If you want the file to be an all or none load, set up a transaction on the Child package.

    Public Sub Main()

        ‘create script variable to hold package variable values
        Dim strBackupFolder As String = Dts.Variables(“strBackupFolder”).Value
        Dim strChildErrorFile As String = Dts.Variables(“strChildErrorFile”).Value
        Dim strFileExt As String = Dts.Variables(“strFileExt”).Value
        Dim strFileName As String = Dts.Variables(“strFileName”).Value
        Dim strInputFolder As String = Dts.Variables(“strInputFolder”).Value

        ‘create error file and backup file full file names
        Dim strErrorFile As String = strInputFolder + strChildErrorFile + strFileExt
        Dim strInputFile As String = strInputFolder + strFileName + strFileExt
        Dim strBackupFile As String = strBackupFolder + strFileName + strFileExt

        ‘check for the child error file, move bad file if it exist
        If File.Exists(strErrorFile) Then
            File.Move(strInputFile, strBackupFile)
            File.Delete(strErrorFile)
        End If

        Dts.TaskResult = ScriptResults.Success
    End Sub

    Back in the master package there is a script task after the child package that will check for the existence of the bad file. This code is in the left pane.
The top section is just saving all of the package variables in to VB script varables.
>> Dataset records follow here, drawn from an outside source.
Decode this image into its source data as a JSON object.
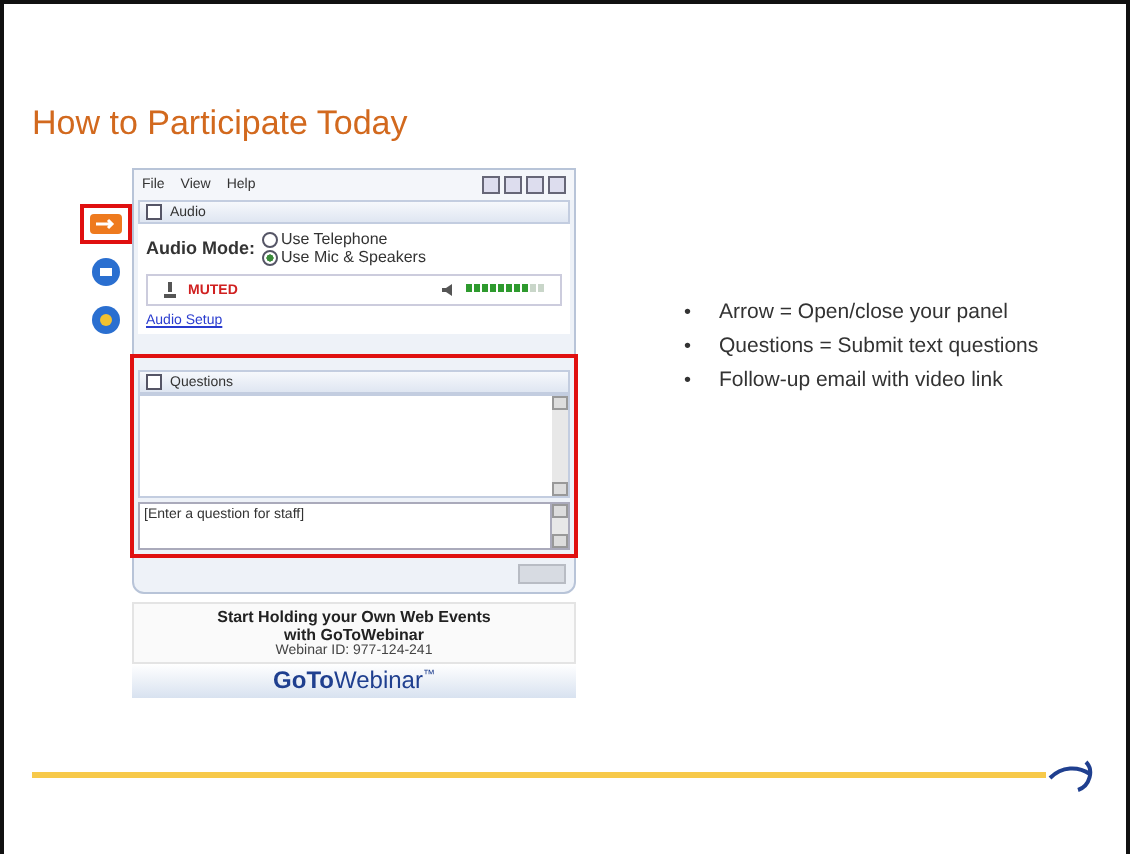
{
  "slide": {
    "title": "How to Participate Today"
  },
  "panel": {
    "menu": [
      "File",
      "View",
      "Help"
    ],
    "side_icons": [
      {
        "kind": "arrow",
        "highlighted": true
      },
      {
        "kind": "screen",
        "highlighted": false
      },
      {
        "kind": "hand",
        "highlighted": false
      }
    ],
    "audio": {
      "header": "Audio",
      "mode_label": "Audio Mode:",
      "options": [
        {
          "label": "Use Telephone",
          "selected": false
        },
        {
          "label": "Use Mic & Speakers",
          "selected": true
        }
      ],
      "mic_status": "MUTED",
      "level": 0.8,
      "setup_link": "Audio Setup"
    },
    "questions": {
      "header": "Questions",
      "highlighted": true,
      "placeholder": "[Enter a question for staff]"
    },
    "promo": {
      "headline": "Start Holding your Own Web Events with GoToWebinar",
      "webinar_id": "Webinar ID: 977-124-241"
    },
    "brand": {
      "bold": "GoTo",
      "light": "Webinar",
      "mark": "™"
    }
  },
  "bullets": [
    {
      "marker": "•",
      "text": "Arrow = Open/close your panel"
    },
    {
      "marker": "•",
      "text": "Questions = Submit text questions"
    },
    {
      "marker": "•",
      "text": "Follow-up email with video link"
    }
  ]
}
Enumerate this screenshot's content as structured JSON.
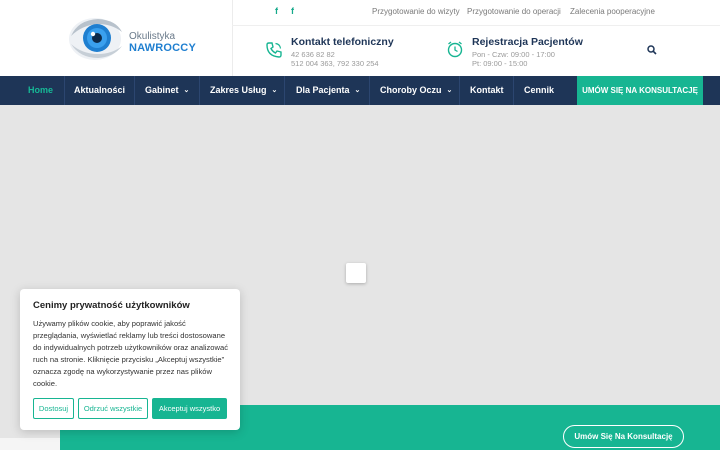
{
  "brand": {
    "line1": "Okulistyka",
    "line2": "NAWROCCY",
    "accent": "#17b592",
    "navy": "#1e3557",
    "logo_blue": "#1f7fd0"
  },
  "topbar": {
    "social": [
      "f",
      "f"
    ],
    "links": [
      "Przygotowanie do wizyty",
      "Przygotowanie do operacji",
      "Zalecenia pooperacyjne"
    ]
  },
  "contact_phone": {
    "icon": "phone-icon",
    "title": "Kontakt telefoniczny",
    "line1": "42 636 82 82",
    "line2": "512 004 363, 792 330 254"
  },
  "registration": {
    "icon": "clock-icon",
    "title": "Rejestracja Pacjentów",
    "line1": "Pon - Czw: 09:00 - 17:00",
    "line2": "Pt: 09:00 - 15:00"
  },
  "nav": {
    "items": [
      {
        "label": "Home",
        "active": true
      },
      {
        "label": "Aktualności"
      },
      {
        "label": "Gabinet",
        "dropdown": true
      },
      {
        "label": "Zakres Usług",
        "dropdown": true
      },
      {
        "label": "Dla Pacjenta",
        "dropdown": true
      },
      {
        "label": "Choroby Oczu",
        "dropdown": true
      },
      {
        "label": "Kontakt"
      },
      {
        "label": "Cennik"
      }
    ],
    "cta": "UMÓW SIĘ NA KONSULTACJĘ",
    "chevron": "⌄"
  },
  "band": {
    "cta": "Umów Się Na Konsultację"
  },
  "cookie": {
    "title": "Cenimy prywatność użytkowników",
    "body": "Używamy plików cookie, aby poprawić jakość przeglądania, wyświetlać reklamy lub treści dostosowane do indywidualnych potrzeb użytkowników oraz analizować ruch na stronie. Kliknięcie przycisku „Akceptuj wszystkie” oznacza zgodę na wykorzystywanie przez nas plików cookie.",
    "buttons": {
      "customize": "Dostosuj",
      "reject": "Odrzuć wszystkie",
      "accept": "Akceptuj wszystko"
    }
  }
}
The second section is combining some of these variables to get the file names.
The If Then section is checking for the existence of the error file that might have been created by the child package. If the error file does exist it moves the input file to the bad files folder and deletes the error file.
This allows the master package to go to the next file in the loop and allows the next child package to create a new error file if needed.